Grease loaf pan and dust with cornmeal.  Combine flour, yeast, sugar, salt and baking soda in large bowl. Stir in hot milk until thoroughly combined.  Cover dough with greased plastic wrap and let rise in warm place for 30 minutes or until dough is bubbly and doubled in size.

Stir dough to deflate and pour in prepared pan.  Cover pan with greased plastic and let dough rise another 30 minutes.

Remove plastic wrap and bake in oven pre-heated to 375 for 25 to 30 minutes.  Cool completely on wire rack.

Slice, toast, and serve.

To make mix-in-jar combine dry ingredients, less the yeast, and put in 1 1/2 pint jar.  Place a separate bag with yeast on top.  Seal.  Attach tag:

Grease loaf pan and dust with cornmeal.  Empty mix and yeast in large bowl. Stir in 1 1/2 cups 120 degree milk until thoroughly combined.  Cover dough with greased plastic wrap and let rise in warm place for 30 minutes or until dough is bubbly and doubled in size. Stir dough to deflate and pour in prepared pan.  Cover pan with greased plastic and let dough rise another 30 minutes. Remove plastic wrap and bake in oven pre-heated to 375 for 25 to 30 minutes.  Cool completely on wire rack. Slice, toast, and serve.

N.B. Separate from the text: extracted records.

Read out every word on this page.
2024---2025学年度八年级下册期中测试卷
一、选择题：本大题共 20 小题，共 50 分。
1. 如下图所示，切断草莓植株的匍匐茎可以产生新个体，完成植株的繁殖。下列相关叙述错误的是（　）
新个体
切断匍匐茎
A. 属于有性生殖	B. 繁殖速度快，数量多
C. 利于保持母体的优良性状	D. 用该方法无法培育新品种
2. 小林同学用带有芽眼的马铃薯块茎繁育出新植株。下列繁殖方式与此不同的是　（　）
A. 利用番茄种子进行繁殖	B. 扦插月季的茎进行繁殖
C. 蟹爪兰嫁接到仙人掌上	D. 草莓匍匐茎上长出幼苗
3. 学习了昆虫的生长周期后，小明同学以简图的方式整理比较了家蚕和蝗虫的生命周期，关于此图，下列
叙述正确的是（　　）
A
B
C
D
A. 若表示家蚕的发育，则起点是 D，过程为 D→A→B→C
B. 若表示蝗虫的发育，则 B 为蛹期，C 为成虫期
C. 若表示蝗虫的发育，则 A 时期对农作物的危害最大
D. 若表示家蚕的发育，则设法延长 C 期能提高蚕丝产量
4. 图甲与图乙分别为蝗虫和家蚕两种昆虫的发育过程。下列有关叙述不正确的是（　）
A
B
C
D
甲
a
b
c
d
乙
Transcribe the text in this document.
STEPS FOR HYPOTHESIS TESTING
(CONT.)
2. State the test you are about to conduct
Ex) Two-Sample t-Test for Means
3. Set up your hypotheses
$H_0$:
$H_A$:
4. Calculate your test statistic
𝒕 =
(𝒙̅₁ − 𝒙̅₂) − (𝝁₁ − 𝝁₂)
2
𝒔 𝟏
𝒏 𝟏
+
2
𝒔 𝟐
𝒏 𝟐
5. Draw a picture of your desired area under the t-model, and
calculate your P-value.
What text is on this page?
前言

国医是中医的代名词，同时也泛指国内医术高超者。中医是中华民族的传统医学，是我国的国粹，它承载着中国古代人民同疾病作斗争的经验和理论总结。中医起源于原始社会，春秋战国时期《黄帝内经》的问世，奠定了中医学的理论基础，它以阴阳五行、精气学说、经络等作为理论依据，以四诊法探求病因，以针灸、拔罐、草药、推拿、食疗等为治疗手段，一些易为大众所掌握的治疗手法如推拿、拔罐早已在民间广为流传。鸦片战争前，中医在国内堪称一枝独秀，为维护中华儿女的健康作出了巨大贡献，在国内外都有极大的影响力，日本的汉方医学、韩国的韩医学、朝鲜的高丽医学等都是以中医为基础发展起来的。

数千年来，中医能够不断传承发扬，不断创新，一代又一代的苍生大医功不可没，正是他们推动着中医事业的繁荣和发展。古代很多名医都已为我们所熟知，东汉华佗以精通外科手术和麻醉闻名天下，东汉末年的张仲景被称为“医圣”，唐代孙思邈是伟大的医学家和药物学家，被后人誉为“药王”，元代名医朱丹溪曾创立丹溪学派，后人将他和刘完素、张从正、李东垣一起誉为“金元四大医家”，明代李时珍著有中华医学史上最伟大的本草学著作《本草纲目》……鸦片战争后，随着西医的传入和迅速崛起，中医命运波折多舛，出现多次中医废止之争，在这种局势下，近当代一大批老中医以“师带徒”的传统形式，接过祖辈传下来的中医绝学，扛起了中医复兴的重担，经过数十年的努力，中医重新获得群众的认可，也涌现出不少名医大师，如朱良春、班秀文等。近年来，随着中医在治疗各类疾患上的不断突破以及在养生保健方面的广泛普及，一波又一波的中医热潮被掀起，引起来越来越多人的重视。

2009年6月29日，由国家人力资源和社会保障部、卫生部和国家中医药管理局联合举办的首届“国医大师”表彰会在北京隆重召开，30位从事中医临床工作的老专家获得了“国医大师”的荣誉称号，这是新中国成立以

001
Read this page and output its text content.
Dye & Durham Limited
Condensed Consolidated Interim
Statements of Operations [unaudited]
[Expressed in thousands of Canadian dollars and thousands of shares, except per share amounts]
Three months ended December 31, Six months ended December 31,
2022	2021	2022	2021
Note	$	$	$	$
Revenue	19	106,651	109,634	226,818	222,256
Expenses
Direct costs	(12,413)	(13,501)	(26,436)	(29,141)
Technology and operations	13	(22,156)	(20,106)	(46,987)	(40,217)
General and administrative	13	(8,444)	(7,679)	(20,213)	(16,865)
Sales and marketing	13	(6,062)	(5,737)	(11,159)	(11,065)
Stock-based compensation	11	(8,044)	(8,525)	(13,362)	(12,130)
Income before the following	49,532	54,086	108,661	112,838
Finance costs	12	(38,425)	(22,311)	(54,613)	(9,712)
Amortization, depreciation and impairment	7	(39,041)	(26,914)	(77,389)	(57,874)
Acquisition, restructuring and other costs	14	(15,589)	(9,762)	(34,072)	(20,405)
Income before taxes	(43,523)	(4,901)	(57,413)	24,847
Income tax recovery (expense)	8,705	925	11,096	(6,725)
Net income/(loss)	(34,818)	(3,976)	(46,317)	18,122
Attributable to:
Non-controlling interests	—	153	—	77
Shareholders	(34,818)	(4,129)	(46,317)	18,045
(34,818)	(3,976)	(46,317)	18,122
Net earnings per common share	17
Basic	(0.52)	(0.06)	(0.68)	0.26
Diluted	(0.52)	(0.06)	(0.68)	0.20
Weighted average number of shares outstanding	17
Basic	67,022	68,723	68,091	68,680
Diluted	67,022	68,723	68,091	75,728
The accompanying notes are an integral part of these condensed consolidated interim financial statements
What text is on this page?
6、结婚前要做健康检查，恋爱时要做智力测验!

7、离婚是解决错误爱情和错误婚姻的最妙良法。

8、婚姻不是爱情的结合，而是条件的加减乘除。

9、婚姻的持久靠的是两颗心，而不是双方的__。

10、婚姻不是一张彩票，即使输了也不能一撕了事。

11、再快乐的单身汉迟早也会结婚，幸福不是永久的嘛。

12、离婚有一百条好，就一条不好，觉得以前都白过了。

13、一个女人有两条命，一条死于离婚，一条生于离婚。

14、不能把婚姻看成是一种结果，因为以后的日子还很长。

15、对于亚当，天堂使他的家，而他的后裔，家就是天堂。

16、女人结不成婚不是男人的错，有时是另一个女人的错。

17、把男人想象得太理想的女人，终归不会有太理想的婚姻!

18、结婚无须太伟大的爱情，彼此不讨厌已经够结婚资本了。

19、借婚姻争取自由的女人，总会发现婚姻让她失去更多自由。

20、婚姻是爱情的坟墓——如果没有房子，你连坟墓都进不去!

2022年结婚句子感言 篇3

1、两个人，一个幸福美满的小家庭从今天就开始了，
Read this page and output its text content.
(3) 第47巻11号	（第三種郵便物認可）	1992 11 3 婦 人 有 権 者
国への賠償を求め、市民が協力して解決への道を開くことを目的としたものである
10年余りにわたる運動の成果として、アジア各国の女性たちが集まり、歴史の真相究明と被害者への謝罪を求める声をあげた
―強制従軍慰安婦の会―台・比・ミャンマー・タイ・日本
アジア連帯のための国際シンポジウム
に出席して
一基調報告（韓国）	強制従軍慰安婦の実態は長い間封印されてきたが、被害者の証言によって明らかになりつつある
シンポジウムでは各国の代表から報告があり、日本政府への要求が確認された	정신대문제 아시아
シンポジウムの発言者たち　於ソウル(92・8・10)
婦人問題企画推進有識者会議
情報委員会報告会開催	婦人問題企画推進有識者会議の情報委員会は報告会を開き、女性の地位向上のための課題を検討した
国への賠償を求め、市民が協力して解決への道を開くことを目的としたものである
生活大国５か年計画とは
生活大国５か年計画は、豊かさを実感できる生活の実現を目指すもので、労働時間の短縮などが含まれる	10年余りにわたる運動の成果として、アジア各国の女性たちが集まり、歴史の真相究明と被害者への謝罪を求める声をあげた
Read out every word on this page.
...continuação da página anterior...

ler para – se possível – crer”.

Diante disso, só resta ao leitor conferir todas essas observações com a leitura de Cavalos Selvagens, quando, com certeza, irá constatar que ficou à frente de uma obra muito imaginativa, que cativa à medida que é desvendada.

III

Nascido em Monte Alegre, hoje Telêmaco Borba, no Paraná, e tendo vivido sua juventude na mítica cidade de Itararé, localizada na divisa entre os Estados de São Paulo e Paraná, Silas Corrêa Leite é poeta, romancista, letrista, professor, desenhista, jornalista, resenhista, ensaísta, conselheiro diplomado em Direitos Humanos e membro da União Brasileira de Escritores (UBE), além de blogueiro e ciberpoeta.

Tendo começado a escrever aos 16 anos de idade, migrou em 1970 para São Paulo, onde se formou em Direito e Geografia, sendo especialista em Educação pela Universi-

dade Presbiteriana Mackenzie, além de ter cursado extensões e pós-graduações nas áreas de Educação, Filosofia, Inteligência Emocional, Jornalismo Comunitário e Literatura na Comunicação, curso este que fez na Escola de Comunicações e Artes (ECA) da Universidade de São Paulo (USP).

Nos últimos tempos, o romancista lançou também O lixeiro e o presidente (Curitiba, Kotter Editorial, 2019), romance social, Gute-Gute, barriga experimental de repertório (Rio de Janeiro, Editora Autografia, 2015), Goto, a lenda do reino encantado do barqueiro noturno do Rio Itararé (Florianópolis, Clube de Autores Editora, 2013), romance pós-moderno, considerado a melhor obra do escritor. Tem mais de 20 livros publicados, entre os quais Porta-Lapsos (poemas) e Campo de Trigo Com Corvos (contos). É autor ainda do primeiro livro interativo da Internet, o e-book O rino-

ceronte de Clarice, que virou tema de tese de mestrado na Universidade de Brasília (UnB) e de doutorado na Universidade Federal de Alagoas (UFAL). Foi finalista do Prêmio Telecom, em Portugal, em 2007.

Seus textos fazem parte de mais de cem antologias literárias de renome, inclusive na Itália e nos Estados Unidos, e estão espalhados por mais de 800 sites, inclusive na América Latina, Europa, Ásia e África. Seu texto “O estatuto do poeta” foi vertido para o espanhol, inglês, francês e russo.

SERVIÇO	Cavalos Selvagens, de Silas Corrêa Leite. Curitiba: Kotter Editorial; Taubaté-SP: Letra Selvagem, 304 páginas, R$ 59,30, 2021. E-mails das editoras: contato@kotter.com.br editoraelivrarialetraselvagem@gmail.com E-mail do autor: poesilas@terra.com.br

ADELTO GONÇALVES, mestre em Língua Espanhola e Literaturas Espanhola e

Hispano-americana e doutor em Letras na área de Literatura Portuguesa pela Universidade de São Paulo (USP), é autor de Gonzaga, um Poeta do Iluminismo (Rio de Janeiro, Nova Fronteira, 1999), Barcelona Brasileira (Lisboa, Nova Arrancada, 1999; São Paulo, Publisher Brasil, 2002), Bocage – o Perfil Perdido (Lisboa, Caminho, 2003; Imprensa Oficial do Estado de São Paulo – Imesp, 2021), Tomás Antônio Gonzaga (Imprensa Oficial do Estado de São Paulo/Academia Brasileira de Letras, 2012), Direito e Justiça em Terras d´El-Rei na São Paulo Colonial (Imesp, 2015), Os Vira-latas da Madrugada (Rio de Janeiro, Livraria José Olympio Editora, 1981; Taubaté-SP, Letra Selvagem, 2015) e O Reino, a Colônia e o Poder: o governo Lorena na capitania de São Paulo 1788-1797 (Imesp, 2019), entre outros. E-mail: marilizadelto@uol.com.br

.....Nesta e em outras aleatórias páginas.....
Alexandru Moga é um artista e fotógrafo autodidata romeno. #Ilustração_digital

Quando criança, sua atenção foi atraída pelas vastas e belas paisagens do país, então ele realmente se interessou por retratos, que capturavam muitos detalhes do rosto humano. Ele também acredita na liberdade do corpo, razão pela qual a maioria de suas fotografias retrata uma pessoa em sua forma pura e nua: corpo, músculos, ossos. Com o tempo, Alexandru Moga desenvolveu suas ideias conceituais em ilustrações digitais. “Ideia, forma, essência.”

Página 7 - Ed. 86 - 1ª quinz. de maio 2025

All the recipes I found recommend toasting this bread before eating.  In fact, several of them indicate it is essential. I followed the instructions and found the bread excellent.  Hubby, however, being the rebel he is, had to be original and ate the bread without toasting it.  He said it was excellent and ate several slices plain and then made himself a headcheese sandwich with a few more.  So I guess toasting is optional.

Grace has never been able to stomach English muffins bought from the store, so finding a recipe that she can eat because I use raw milk rather than homogenized dairy products is great, and for this we are — Simply Grateful.